Sperry: Post oak a victim of drought

Published 5:15 am Tuesday, September 12, 2023

Post oak base dying

Dear Neil: This is the largest of 10 oaks trees on our property. It’s the only one with such a high percentage of its leaves turning brown. What is your opinion?

Answer: This is a post oak (Quercus stellata). They are notoriously temperamental about environmental conditions, whether climatic or by things done by humans. Drought, as we experienced last year and especially this year, has done great harm, just as the biblical drought of 2011 did. Not only does it kill post oaks in the year in which it occurs, but it also makes them more vulnerable to a fungal disease called Hypoxylon canker that will weaken them and subsequently kill them one to three years later. Post oaks have perhaps the shortest life expectancies of any oaks.

Dear Neil: My magnolia tree took a real beating in this past summer’s hot weather. I watered it every other day. Any suggestions on how I can get it green once again?

Answer: This summer stressed hundreds, if not thousands of southern magnolias across Texas. It was more associated with drought than with the temperatures. Soak your tree deeply monthly over the next several months. Apply an all-nitrogen fertilizer (no weedkiller included) beneath the tree in April and water it in deeply. Hopefully you will see a steady improvement.

Dear Neil: I saw your reply to an 80-year-old gentleman who lost his large tree in the February 2021 cold spell. You told him to avoid a fast-growing tree and to opt for quality instead. I have almost exactly the same situation and I’m also 80. I can’t afford to wait 10 years for a quality tree to grow. I’ve found a large crape myrtle, also a large vitex. Each is available for $1,000. Any suggestions? (The tree I removed was a Chinese pistachio.)



Answer: Either of those would work. However, they’re not going to cast much shade over a very wide space.

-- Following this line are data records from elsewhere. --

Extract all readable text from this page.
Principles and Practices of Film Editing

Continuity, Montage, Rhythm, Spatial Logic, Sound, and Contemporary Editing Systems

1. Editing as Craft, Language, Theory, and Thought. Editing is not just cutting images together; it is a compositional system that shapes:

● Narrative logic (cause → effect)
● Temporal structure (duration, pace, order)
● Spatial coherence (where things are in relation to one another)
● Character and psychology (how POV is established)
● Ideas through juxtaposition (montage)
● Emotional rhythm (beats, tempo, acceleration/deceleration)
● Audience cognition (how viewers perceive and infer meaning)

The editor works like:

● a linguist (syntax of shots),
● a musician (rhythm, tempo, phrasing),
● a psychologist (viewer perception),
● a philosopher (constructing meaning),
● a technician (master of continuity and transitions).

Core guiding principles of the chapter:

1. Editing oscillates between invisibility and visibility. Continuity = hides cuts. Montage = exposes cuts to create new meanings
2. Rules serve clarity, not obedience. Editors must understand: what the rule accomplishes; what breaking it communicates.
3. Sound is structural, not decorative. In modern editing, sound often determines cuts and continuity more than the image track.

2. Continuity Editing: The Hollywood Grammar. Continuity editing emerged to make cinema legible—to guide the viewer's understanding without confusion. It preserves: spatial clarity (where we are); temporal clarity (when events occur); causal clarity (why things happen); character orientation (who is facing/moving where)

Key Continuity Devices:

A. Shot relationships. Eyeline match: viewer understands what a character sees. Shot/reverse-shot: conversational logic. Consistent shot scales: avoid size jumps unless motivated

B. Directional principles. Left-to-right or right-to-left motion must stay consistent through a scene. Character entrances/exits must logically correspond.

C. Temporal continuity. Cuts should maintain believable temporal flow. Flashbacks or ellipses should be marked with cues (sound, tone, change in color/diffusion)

You might do a little shopping this fall to see what size of Shumard red oak, Chinquapin oak, live oak, bur oak or cedar elm $1,000 would buy you. Any of those would be excellent exchanges for your pistachio.

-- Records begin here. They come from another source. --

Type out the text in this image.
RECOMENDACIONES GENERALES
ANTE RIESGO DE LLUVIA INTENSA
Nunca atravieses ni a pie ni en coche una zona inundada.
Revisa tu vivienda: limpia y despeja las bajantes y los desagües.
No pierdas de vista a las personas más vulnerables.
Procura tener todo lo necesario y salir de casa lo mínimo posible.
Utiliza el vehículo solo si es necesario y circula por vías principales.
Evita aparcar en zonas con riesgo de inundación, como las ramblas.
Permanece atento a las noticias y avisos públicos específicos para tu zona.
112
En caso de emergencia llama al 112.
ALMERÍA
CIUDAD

Dear Neil: We have several large live oaks in our yard. We had to cut the root of one of them to make a dry creek bed for drainage purposes. Now we have thousands of little oaks sprouting from the cut root. They are coming up everywhere. We remove them and they keep coming back. What can we do?

Answer: That’s a difficult problem to solve. You can’t use any kind of spray because they’re part of the mother tree. If you can slice them off with a machete or a well-sharpened small hoe so that there is no stub of the twig left, you might be able to discourage them. As with crape myrtles, when twigs are removed by cutting flush, they eventually lose their vigor and quit producing sprouts.

Dear Neil: What is digging up my lawn and what can I do to stop it?

Answer: Those are holes from emergence of cicadas and their predators known aptly as cicada killers. Cicadas are the large, noisy insects you see flying in your landscape and hanging on tree trunks. Cicada killers look like large wasps (but they’re harmless unless cornered). You’ll also see them flying around your lawn and landscape at slow rates of speed, hovering close to the ground. When they spot a cicada, they quickly descend upon it, sting it, paralyze it and carry it back to their subterranean nests. Their larvae feed on the decaying cicadas in the ensuing year. No control is recommended. Leave them alone.

Dear Neil: How do you feel about drought-resistant sedges for deeply shaded areas beneath live oaks as alternatives to Asian jasmine or purple wintercreeper?

Answer: I would try a small planting for two or three years before I committed to anything major. While I’m comfortable with regular mondograss and green liriopes in that sort of setting, the ornamental sedges aren’t used widely enough yet, and they haven’t been used long enough for me to have confidence in large-scale recommendations.

Dear Neil: My Mexican olive froze to the stalk last year. I let it grow out without trimming. It used to be a tree, but now it’s a shrub. What should I do now, if anything?

Answer: This makes a pretty plant for anyone in South Texas. You have more reshaping ahead of you. You will need to decide whether you prefer a shrub-form plant or whether you are going to try to retrain it as a tree. If the latter you’re going to have to find a straight shoot to train as the new trunk. I don’t see an obvious choice in your photo. I would probably remove any stubs and overlapping branches and allow the plant to develop as an attractive shrub. (Your plant needs water!)

Dear Neil: I have had Asian jasmine for 20 years. Some is in sun, some in shade. The past winters have set it back. After this summer certain parts have bare sticks and dead vines that result in a thick thatch look. I have watered and fertilized it often. Should I pull out the thatch and replant in the spring? What about the sprigs that are still alive down below but just have dead twigs up above?

Answer: I have never seen insects or diseases bother Asian jasmine. This is assuredly either old freeze damage or drought. Both have done serious damage to Asian jasmine in the past two years. If the bed were mine, I would use my mower to trim it to 3 or 4 inches tall in February, then I would replant the bare areas with well-filled 1-gallon plants in March or April.